La ley de la atracción Por Pedro Nicodemus
Pareciera extraño pero sucede que cuando alguien busca lo que ignora es porque hay algo que le dice lo que debe hacer. Es como una voz interior que induce a valorar lo que se ha vivido ya sea malo, bueno, regular u horrendo. Es entonces cuando podemos darnos cuenta de que lo malo puede ser provocado por el poder de nuestra misma mente, de sus pensamientos negativos pues. Es digamos que el lado oscuro de la ley de la atracción, faceta que una vez conocida tendremos que eliminar

El poder del pensamiento
Aunque el poder de la mente es infinito solo usamos un porcentaje mínimo; es decir, la cáscara de la naranja, por poner un ejemplo sencillo. El resto (los gajos, el sumo y la energía) ahí está esperando a que lo usemos. Quizás por ello no caemos en cuenta que al pensar en cosas malas las estamos atrayendo. Es, insisten los especialistas, el lado malo de la “ley de atracción”. Y agregan que por ello hay que quitar de nuestro vocabulario la palabra “no” y privilegiar las afirmaciones: sí puedo, lo voy a lograr, tendré éxito, alcanzaré mis objetivos.
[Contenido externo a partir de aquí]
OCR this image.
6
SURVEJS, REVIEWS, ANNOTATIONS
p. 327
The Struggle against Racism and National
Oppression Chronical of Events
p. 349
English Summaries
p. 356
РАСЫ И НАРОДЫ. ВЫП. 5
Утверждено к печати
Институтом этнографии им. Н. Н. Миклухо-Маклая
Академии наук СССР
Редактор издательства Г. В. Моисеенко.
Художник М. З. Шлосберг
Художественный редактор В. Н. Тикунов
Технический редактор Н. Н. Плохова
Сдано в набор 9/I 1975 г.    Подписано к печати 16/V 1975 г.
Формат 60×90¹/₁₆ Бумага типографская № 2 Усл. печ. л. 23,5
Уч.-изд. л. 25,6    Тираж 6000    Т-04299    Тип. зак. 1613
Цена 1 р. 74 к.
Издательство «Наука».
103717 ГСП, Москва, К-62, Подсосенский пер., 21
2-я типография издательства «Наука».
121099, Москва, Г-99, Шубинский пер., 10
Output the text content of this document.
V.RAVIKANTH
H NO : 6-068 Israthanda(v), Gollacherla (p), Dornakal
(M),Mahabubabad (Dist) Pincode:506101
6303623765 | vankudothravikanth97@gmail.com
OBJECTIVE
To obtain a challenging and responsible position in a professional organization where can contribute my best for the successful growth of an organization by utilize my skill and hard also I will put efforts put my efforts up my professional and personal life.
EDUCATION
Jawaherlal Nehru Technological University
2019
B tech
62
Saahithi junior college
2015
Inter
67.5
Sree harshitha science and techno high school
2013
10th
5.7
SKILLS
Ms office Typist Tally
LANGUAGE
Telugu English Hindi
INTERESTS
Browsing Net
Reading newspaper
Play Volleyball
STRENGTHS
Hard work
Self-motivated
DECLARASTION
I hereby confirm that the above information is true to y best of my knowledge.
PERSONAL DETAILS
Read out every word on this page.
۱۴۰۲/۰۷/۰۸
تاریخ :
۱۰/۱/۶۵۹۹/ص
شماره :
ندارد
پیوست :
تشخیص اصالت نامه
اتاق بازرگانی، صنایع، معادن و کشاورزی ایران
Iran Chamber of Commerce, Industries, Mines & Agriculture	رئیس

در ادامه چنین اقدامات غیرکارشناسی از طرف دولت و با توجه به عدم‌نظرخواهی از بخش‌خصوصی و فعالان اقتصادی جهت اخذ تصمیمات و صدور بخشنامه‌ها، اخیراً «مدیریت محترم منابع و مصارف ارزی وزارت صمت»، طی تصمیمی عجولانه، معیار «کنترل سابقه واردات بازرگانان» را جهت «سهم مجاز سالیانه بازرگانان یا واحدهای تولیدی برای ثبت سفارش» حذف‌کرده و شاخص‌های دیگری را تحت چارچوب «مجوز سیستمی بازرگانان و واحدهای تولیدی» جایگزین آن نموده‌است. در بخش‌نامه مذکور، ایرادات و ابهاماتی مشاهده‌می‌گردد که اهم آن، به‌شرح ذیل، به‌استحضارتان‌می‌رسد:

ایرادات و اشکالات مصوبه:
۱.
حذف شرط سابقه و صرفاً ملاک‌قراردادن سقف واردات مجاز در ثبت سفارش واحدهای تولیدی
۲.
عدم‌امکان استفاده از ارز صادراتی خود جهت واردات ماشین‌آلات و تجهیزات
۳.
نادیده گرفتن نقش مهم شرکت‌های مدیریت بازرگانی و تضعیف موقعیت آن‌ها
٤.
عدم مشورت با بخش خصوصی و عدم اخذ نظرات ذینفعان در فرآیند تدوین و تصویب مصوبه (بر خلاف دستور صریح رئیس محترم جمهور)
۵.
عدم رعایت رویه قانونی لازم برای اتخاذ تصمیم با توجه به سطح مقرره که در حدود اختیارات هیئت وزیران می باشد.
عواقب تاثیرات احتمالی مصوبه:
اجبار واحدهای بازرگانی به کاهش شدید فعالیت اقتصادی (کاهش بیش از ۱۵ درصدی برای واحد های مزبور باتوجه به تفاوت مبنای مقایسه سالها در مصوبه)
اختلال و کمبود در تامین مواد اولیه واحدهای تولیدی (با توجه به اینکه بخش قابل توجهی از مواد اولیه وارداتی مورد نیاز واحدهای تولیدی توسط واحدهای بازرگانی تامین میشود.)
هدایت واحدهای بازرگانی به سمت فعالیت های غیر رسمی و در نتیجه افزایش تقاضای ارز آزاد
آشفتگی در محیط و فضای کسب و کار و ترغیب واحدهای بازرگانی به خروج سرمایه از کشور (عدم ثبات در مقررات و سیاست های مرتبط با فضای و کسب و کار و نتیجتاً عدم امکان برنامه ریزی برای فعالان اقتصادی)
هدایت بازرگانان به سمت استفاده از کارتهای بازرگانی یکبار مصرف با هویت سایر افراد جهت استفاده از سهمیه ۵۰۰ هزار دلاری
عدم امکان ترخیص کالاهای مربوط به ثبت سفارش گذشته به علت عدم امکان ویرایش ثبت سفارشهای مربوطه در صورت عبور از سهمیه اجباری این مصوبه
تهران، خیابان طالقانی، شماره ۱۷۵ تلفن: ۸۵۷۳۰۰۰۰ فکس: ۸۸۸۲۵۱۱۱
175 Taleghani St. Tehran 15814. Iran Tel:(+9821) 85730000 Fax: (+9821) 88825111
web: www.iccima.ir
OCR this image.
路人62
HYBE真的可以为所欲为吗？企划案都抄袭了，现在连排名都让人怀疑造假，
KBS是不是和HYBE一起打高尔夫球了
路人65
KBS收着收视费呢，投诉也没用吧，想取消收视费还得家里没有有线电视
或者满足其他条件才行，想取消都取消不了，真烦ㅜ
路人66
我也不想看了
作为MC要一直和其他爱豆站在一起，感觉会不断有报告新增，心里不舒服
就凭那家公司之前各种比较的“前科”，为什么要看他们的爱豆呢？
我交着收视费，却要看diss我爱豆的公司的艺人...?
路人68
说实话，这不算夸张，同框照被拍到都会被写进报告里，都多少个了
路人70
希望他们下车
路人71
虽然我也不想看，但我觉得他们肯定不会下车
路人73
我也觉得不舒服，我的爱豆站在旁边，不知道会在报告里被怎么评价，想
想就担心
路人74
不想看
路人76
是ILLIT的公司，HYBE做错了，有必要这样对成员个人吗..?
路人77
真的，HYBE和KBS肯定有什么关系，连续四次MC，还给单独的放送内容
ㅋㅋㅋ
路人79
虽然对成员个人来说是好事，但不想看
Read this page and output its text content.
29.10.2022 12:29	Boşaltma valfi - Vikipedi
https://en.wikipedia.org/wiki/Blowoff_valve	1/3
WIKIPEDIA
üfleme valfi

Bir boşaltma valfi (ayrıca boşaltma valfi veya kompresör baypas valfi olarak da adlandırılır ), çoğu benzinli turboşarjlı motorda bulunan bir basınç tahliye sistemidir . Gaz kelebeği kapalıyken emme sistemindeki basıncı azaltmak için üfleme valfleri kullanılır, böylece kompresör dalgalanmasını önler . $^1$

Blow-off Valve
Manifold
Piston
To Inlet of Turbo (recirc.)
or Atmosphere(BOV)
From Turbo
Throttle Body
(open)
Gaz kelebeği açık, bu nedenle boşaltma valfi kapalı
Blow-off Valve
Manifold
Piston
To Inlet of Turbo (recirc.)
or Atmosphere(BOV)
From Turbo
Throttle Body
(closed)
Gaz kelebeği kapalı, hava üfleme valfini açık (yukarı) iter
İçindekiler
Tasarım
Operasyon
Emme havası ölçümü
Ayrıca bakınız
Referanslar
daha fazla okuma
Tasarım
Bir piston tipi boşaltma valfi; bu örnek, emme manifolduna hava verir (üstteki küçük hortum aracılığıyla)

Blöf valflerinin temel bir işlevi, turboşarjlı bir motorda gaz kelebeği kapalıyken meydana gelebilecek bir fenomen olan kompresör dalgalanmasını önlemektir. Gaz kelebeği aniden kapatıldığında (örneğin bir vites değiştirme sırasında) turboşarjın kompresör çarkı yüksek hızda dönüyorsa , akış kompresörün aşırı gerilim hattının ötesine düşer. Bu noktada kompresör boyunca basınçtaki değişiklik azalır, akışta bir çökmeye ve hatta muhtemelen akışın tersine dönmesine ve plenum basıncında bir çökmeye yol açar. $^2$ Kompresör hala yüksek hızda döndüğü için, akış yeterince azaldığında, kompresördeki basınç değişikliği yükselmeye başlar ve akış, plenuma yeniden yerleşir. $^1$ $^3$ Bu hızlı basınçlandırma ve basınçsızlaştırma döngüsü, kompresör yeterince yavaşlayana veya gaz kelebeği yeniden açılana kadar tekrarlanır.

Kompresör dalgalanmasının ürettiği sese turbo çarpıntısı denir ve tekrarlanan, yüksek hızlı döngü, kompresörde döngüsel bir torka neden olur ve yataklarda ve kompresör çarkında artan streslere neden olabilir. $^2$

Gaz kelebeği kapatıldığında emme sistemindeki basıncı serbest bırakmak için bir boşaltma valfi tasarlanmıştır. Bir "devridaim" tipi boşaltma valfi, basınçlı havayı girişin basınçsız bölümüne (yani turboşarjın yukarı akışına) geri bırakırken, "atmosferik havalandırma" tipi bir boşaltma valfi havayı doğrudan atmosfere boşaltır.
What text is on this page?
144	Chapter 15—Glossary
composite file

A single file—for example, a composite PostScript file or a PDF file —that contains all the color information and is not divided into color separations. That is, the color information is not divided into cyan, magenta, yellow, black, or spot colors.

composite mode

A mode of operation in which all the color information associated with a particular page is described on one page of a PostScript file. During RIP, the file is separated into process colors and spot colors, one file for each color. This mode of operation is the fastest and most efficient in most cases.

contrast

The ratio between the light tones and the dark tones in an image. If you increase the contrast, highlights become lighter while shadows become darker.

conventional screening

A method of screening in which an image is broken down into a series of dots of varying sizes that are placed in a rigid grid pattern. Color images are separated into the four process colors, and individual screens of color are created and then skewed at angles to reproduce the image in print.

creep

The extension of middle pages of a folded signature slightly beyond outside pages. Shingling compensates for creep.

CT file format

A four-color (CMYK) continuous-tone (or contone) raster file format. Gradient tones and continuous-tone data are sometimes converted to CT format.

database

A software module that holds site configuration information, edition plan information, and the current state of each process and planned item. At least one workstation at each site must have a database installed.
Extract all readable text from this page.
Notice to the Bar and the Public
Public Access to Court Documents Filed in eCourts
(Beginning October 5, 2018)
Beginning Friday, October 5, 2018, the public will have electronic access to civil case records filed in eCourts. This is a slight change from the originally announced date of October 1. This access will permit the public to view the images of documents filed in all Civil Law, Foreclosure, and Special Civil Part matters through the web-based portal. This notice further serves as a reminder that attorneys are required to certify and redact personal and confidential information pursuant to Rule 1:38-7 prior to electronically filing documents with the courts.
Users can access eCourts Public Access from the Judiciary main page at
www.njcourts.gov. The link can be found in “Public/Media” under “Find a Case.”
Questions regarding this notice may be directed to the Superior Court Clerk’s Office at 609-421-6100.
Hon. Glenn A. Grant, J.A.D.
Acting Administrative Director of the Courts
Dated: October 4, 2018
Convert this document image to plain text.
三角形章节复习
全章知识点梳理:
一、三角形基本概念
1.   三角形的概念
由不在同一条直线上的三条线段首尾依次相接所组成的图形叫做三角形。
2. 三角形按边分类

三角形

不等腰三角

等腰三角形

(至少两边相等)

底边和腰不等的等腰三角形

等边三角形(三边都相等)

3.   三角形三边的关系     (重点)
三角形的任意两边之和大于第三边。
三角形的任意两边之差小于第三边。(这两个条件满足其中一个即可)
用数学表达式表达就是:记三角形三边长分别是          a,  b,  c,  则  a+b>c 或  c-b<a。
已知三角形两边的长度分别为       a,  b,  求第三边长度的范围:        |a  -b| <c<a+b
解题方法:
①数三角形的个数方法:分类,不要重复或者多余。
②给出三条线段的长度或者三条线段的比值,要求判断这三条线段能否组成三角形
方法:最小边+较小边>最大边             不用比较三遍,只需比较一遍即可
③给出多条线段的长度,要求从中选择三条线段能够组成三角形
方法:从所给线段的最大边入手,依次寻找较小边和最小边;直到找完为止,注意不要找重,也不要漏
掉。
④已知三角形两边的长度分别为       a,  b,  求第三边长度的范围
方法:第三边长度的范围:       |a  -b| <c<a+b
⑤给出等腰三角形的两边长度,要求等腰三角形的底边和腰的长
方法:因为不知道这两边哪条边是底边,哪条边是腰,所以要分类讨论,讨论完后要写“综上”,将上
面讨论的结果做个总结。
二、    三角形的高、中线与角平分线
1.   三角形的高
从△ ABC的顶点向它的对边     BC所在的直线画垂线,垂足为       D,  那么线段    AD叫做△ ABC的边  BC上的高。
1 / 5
Esos especialistas argumentan que cuando alguien vive quejándose de la vida, de la falta de amor y de dinero, de la enfermedad que lo tortura o de los fracasos que lo agobian, está atrayendo las calamidades de las cuales se queja.

Según las distintas opiniones que aparecen en el ya conocido libro "el Secreto"escrito por  Rhonda Byrne, todas vertidas por estudiosos del tema, lo semejante siempre atrae a lo semejante. Ninguna persona atrapada en el mar de las calamidades, deudas o enfermedades, camina por el mundo desbordando felicidad, cantando o chiflando. Claro que quisiera hacerlo pero no sabe cómo. Empero, allá en el fondo de su conciencia hay algo que le induce a buscar. Pero no encuentra por dónde empezar.

Se ha comprobado que el poder de la mente atrae todo lo que pensamos, bueno o malo. La forma en que visualizamos la vida influye sin duda en nuestro carácter y en lo que habremos de recibir. El que se mira como un perdedor o es un tipo siempre angustiado que sólo piensa en utilizar su tiempo para quejarse y despotricar, para trabajar y vivir en la mediocridad, difícilmente podrá superar la desazón que lo agobia.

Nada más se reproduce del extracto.